Thursday, March 26, 2009

Coaching Progress

Something happened this past weekend that sparked a newfound exuberance for Life Coaching. I'm still trying to figure out exactly what it was, and in the meantime I've put my nose and fingers and elbows to the grindstone. A month or so ago I bought coachdian.com. And then waited until now to tell anyone about it. I feared that it wasn't complete. I feared that I didn't have my niche. I feared that it looked and felt lame. I feared that I didn't know what I was doing. I feared that someone would actually contact me for a coaching session. But isn't that the idea of starting a business? And then the weekend happened. 

I felt alive and excited. I received feedback from several sources acknowledging my growth and a natural knack for listening without judgement. I allowed people to ask me to dig into my fears. I allowed myself to actually dig. I allowed myself to release the fears that don't make sense. I allowed myself to honor the fears that held value. I allowed myself to take action...forward action. And now the site is up and running. I'm even telling you about it. 

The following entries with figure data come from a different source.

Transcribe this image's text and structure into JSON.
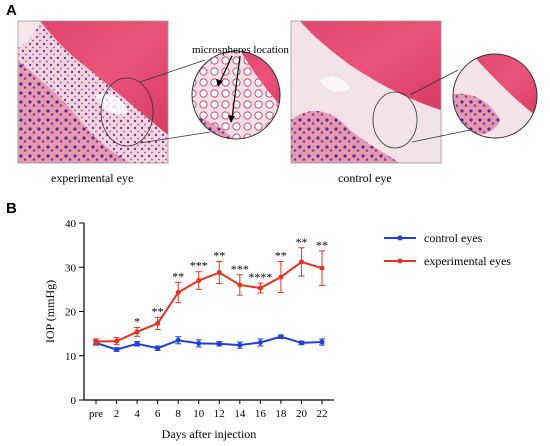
{
  "panel_a": {
    "label": "A",
    "annotation": "microspheres location",
    "left_caption": "experimental eye",
    "right_caption": "control eye",
    "colors": {
      "tissue_pink": "#e46f8e",
      "tissue_dark": "#b23a6e",
      "nuclei": "#6b3a8e",
      "background": "#f4ecee"
    }
  },
  "panel_b": {
    "label": "B"
  },
  "chart_data": {
    "type": "line",
    "title": "",
    "xlabel": "Days after injection",
    "ylabel": "IOP (mmHg)",
    "x": [
      "pre",
      "2",
      "4",
      "6",
      "8",
      "10",
      "12",
      "14",
      "16",
      "18",
      "20",
      "22"
    ],
    "ylim": [
      0,
      40
    ],
    "yticks": [
      "0",
      "10",
      "20",
      "30",
      "40"
    ],
    "grid": false,
    "legend_position": "right",
    "series": [
      {
        "name": "control eyes",
        "color": "#1f3fdd",
        "values": [
          12.9,
          11.4,
          12.7,
          11.7,
          13.5,
          12.8,
          12.7,
          12.4,
          13.0,
          14.3,
          12.9,
          13.1
        ],
        "errors": [
          0.5,
          0.4,
          0.5,
          0.5,
          0.8,
          0.8,
          0.5,
          0.7,
          0.8,
          0.4,
          0.4,
          0.7
        ]
      },
      {
        "name": "experimental eyes",
        "color": "#e8321e",
        "values": [
          13.2,
          13.3,
          15.4,
          17.3,
          24.3,
          27.0,
          28.8,
          26.0,
          25.3,
          27.8,
          31.2,
          29.8
        ],
        "errors": [
          0.6,
          0.8,
          1.0,
          1.4,
          2.3,
          2.0,
          2.5,
          2.3,
          1.1,
          3.5,
          3.2,
          3.9
        ]
      }
    ],
    "significance": [
      "",
      "",
      "*",
      "**",
      "**",
      "***",
      "**",
      "***",
      "****",
      "**",
      "**",
      "**"
    ]
  }
}
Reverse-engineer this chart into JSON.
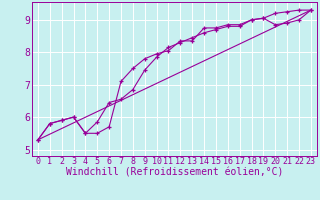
{
  "xlabel": "Windchill (Refroidissement éolien,°C)",
  "bg_color": "#c8f0f0",
  "line_color": "#990099",
  "xlim": [
    -0.5,
    23.5
  ],
  "ylim": [
    4.8,
    9.55
  ],
  "yticks": [
    5,
    6,
    7,
    8,
    9
  ],
  "xticks": [
    0,
    1,
    2,
    3,
    4,
    5,
    6,
    7,
    8,
    9,
    10,
    11,
    12,
    13,
    14,
    15,
    16,
    17,
    18,
    19,
    20,
    21,
    22,
    23
  ],
  "line1_x": [
    0,
    1,
    2,
    3,
    4,
    5,
    6,
    7,
    8,
    9,
    10,
    11,
    12,
    13,
    14,
    15,
    16,
    17,
    18,
    19,
    20,
    21,
    22,
    23
  ],
  "line1_y": [
    5.3,
    5.8,
    5.9,
    6.0,
    5.5,
    5.5,
    5.7,
    7.1,
    7.5,
    7.8,
    7.95,
    8.05,
    8.35,
    8.35,
    8.75,
    8.75,
    8.85,
    8.85,
    9.0,
    9.05,
    8.85,
    8.9,
    9.0,
    9.3
  ],
  "line2_x": [
    0,
    1,
    2,
    3,
    4,
    5,
    6,
    7,
    8,
    9,
    10,
    11,
    12,
    13,
    14,
    15,
    16,
    17,
    18,
    19,
    20,
    21,
    22,
    23
  ],
  "line2_y": [
    5.3,
    5.8,
    5.9,
    6.0,
    5.5,
    5.85,
    6.45,
    6.55,
    6.85,
    7.45,
    7.85,
    8.15,
    8.3,
    8.45,
    8.6,
    8.7,
    8.8,
    8.8,
    9.0,
    9.05,
    9.2,
    9.25,
    9.3,
    9.3
  ],
  "line3_x": [
    0,
    23
  ],
  "line3_y": [
    5.3,
    9.3
  ],
  "font": "monospace",
  "tick_fontsize": 6,
  "label_fontsize": 7
}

This isn't to say that I'm a perfect Life Coach now and that I've got everything figured out so get ready to pay the big bucks for my services...this is simply to say that I've actually begun to offer my services. I'm still in the stages of learning, and I'm learning quickly. The only way I'm going to get better is to do it. And then to keep at it. To make mistakes and learn from them. To honor the failures and use them as stepping stones toward success. This is how I'm going to become a great Life Coach. This is how I've started to already become this great Life Coach. 

I probably won't post much here regarding coaching moving forward, as I really want to have some clear boundaries between my writing and my coaching. This is more for my sake than anyone else's. I have a tendency so get so wrapped up in one value that I think I'm honoring another value when actually I'm ignoring it altogether. That being said, who knows how this will all evolve...I guess we're all works in progress.